D’importants traités -entérinant les frontières d’après-guerre et maintenant le quadripartisme sur l’ensemble de Berlin-  furent donc signés : entre la RFA et l’URSS (traité de Moscou, août 1970), entre la RFA et la Pologne (traité de Varsovie, décembre 1970), entre la RFA et la Tchécoslovaquie (traité de Prague, décembre 1973) et entre les quatre puissances occupantes à Berlin, en septembre 1971. Par un traité fondamental (paraphé le 21 décembre 1972), les deux Allemagnes se reconnurent mutuellement comme des États égaux et souverains en droit, mais n’étant pas « étrangers » (Ausländer) acceptèrent que leurs rapports fussent réglés de manière particulière. Enfin, la Conférence d’Helsinki, acheva, en 1975, de donner à la nouvelle collaboration entre les deux Europes un cadre précis. 

A beaucoup, l’acceptation de l’Ostpolitik  apparut, alors, comme une habile manoeuvre de l’Union soviétique. Celle-ci, tout en se montrant désireuse de détente et de paix, était parvenue, en effet, à faire reconnaître par les Occidentaux les frontières de l’Empire stalinien est-européen.
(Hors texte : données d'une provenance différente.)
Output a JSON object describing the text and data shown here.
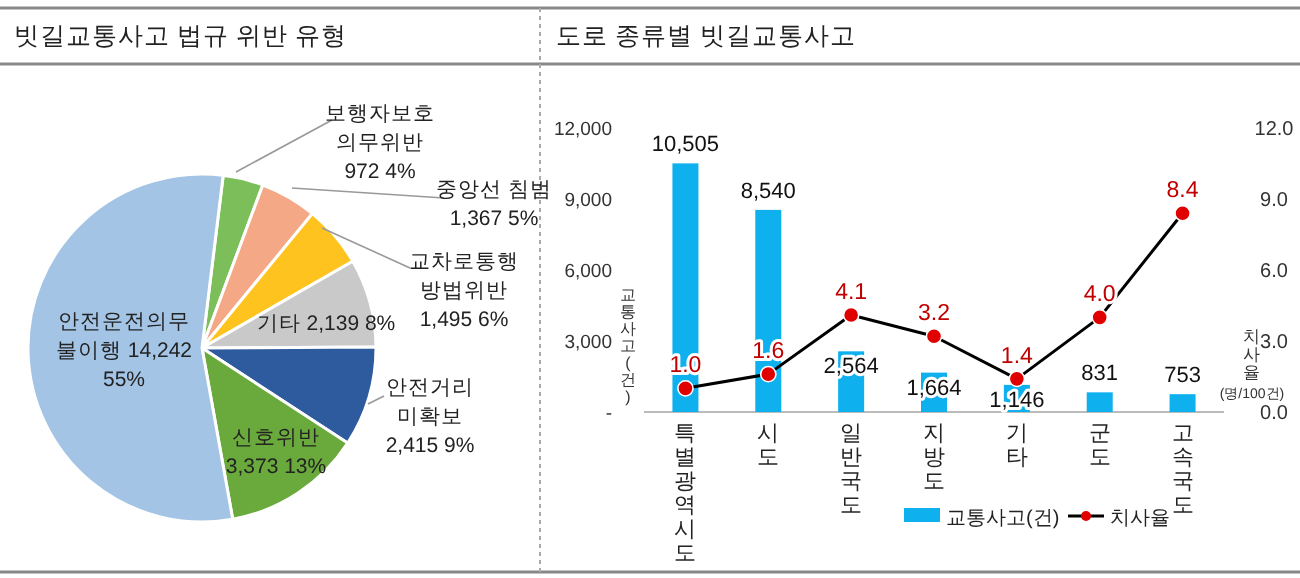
{
  "chart_data": [
    {
      "type": "pie",
      "title": "빗길교통사고 법규 위반 유형",
      "categories": [
        "보행자보호\n의무위반",
        "중앙선 침범",
        "교차로통행\n방법위반",
        "기타",
        "안전거리\n미확보",
        "신호위반",
        "안전운전의무\n불이행"
      ],
      "values": [
        972,
        1367,
        1495,
        2139,
        2415,
        3373,
        14242
      ],
      "value_labels": [
        "972 4%",
        "1,367 5%",
        "1,495 6%",
        "2,139 8%",
        "2,415 9%",
        "3,373 13%",
        "14,242 55%"
      ],
      "colors": [
        "#7cbf5a",
        "#f4a886",
        "#ffc31f",
        "#c9c9c9",
        "#2e5a9e",
        "#6aaa3c",
        "#a3c4e4"
      ]
    },
    {
      "type": "bar",
      "title": "도로 종류별 빗길교통사고",
      "categories": [
        "특별광역시도",
        "시도",
        "일반국도",
        "지방도",
        "기타",
        "군도",
        "고속국도"
      ],
      "ylabel": "교통사고(건)",
      "y2label": "치사율 (명/100건)",
      "ylim": [
        0,
        12000
      ],
      "yticks": [
        {
          "value": 0,
          "label": "-"
        },
        {
          "value": 3000,
          "label": "3,000"
        },
        {
          "value": 6000,
          "label": "6,000"
        },
        {
          "value": 9000,
          "label": "9,000"
        },
        {
          "value": 12000,
          "label": "12,000"
        }
      ],
      "y2lim": [
        0,
        12
      ],
      "y2ticks": [
        {
          "value": 0,
          "label": "0.0"
        },
        {
          "value": 3,
          "label": "3.0"
        },
        {
          "value": 6,
          "label": "6.0"
        },
        {
          "value": 9,
          "label": "9.0"
        },
        {
          "value": 12,
          "label": "12.0"
        }
      ],
      "legend": "bottom",
      "series": [
        {
          "name": "교통사고(건)",
          "type": "bar",
          "color": "#0fb0ee",
          "values": [
            10505,
            8540,
            2564,
            1664,
            1146,
            831,
            753
          ],
          "value_labels": [
            "10,505",
            "8,540",
            "2,564",
            "1,664",
            "1,146",
            "831",
            "753"
          ]
        },
        {
          "name": "치사율",
          "type": "line",
          "axis": "y2",
          "color": "#000000",
          "marker": "circle",
          "values": [
            1.0,
            1.6,
            4.1,
            3.2,
            1.4,
            4.0,
            8.4
          ],
          "value_labels": [
            "1.0",
            "1.6",
            "4.1",
            "3.2",
            "1.4",
            "4.0",
            "8.4"
          ]
        }
      ]
    }
  ]
}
De plus, grâce à cette politique d’ouverture, elle allait voir augmenter notablement ses échanges économiques et ceux de ses satellites avec des États dotés de haute technologie. De 1972 à 1980, les seuls échanges inter-allemands devaient doubler en volume. Pour les adversaires occidentaux de l’Ostpolitik, tel le dissident soviétique V. Boukovski, les accords des années 70 auraient contribué à prolonger l’existence des régimes communistes d’Europe orientale d’une « bonne dizaine d’années ». 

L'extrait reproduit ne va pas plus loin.